One symptom includes the effects of low estrogen, which will cause one to not begin menstruation and will having slow or absent breast growth. Those with acquired hypogonadism will stop menstruating and will experience symptoms of menopause, including lowered sex drive (unless they are on the ace-spectrum already), loss of body hair, and hot flashes. This will occasionally cause extra production in testosterone, which may caused more masculine or androgynous traits to develop.

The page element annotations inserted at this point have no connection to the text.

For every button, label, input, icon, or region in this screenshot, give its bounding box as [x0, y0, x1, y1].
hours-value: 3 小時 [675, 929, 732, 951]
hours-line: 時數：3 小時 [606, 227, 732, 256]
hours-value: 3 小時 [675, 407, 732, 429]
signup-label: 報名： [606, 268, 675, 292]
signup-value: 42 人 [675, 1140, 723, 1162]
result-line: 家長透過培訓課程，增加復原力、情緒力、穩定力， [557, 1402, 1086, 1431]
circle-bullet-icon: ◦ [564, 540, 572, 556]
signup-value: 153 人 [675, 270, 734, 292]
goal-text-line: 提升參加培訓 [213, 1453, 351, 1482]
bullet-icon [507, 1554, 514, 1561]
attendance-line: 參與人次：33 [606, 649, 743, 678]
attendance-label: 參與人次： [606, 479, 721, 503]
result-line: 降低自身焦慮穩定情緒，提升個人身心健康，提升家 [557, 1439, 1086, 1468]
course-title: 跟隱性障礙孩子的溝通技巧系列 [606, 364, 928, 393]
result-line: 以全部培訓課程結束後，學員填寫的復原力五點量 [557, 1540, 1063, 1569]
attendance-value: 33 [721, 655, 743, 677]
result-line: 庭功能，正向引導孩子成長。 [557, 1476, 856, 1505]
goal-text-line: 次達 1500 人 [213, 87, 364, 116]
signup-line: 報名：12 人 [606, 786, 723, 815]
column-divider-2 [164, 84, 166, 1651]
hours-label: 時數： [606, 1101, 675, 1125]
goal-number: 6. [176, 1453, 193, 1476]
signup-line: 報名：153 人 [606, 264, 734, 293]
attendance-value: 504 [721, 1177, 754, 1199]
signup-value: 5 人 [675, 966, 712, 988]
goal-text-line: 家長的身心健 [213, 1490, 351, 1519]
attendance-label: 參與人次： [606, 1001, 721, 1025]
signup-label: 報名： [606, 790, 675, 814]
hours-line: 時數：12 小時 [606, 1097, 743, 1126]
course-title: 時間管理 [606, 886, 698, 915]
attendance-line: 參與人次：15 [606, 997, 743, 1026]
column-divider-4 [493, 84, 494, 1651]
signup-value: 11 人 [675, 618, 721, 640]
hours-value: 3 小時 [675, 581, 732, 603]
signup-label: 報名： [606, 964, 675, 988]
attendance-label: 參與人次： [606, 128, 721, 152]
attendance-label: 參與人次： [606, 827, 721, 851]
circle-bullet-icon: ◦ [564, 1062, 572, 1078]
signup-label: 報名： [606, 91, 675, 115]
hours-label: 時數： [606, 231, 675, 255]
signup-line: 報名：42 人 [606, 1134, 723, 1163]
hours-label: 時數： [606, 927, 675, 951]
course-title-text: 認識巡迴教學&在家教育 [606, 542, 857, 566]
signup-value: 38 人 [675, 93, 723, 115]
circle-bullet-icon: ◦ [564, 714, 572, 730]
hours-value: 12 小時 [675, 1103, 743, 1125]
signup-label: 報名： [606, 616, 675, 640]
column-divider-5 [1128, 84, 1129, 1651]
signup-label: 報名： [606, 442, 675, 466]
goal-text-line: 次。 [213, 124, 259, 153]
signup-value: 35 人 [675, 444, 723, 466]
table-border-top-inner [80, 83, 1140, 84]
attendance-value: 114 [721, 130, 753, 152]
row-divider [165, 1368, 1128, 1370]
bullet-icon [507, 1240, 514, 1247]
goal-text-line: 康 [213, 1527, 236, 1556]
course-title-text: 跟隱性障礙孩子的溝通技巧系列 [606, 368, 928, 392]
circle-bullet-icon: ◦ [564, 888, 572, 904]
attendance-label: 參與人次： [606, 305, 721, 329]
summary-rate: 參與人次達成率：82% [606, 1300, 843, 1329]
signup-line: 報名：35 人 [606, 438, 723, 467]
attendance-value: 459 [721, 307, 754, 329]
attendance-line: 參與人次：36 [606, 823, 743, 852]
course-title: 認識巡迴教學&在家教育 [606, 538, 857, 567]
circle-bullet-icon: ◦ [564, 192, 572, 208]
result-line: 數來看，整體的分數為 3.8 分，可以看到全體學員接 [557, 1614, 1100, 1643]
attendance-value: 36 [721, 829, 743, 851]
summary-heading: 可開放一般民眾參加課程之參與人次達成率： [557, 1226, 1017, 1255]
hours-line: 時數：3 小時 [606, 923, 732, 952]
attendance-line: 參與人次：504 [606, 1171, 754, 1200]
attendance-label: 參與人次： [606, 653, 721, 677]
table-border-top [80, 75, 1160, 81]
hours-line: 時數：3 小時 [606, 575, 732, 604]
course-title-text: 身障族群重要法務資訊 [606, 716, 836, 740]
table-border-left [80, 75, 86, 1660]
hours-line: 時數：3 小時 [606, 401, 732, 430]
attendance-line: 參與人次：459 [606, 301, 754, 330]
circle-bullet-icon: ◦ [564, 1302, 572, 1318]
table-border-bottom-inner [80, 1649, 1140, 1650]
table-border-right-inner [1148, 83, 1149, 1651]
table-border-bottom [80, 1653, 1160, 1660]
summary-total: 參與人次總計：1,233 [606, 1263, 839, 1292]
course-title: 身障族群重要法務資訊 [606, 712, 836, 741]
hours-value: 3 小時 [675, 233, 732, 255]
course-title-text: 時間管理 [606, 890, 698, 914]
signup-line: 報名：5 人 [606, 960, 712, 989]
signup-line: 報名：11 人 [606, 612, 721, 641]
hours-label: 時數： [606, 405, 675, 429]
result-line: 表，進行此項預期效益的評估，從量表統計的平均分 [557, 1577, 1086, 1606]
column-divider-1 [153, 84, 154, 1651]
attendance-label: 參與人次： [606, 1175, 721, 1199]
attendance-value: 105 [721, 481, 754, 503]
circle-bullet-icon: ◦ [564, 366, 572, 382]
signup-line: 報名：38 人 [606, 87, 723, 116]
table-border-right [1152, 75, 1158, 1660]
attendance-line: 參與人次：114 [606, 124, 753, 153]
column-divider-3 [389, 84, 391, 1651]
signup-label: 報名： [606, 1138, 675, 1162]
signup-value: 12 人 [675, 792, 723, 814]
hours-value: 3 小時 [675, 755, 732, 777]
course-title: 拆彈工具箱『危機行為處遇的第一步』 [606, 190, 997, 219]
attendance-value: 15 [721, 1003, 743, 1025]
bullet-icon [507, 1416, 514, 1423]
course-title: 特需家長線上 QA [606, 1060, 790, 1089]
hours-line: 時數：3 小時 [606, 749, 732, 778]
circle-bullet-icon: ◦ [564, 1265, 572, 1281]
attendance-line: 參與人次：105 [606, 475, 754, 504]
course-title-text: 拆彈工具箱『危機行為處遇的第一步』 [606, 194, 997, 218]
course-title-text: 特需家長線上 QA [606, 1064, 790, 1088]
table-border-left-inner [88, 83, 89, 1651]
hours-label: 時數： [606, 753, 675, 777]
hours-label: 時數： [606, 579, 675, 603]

Those with AFAB hypogonadism are usually diagnosed because they will not have started puberty.
Hypogonadism can be congenital or it can be acquired. Acquired hypogonadism may be caused by infections, radiation, certain autoimmune disorders, some chronic illnesses, severe stress, or damage to the pituitary gland (through drugs, radiation, or surgery.)
Hypogonadism may, in some cases, be caused by gene mutations, chromosomal abnormalities, and hormonal abnormalities. It can also be caused by other intersex variations.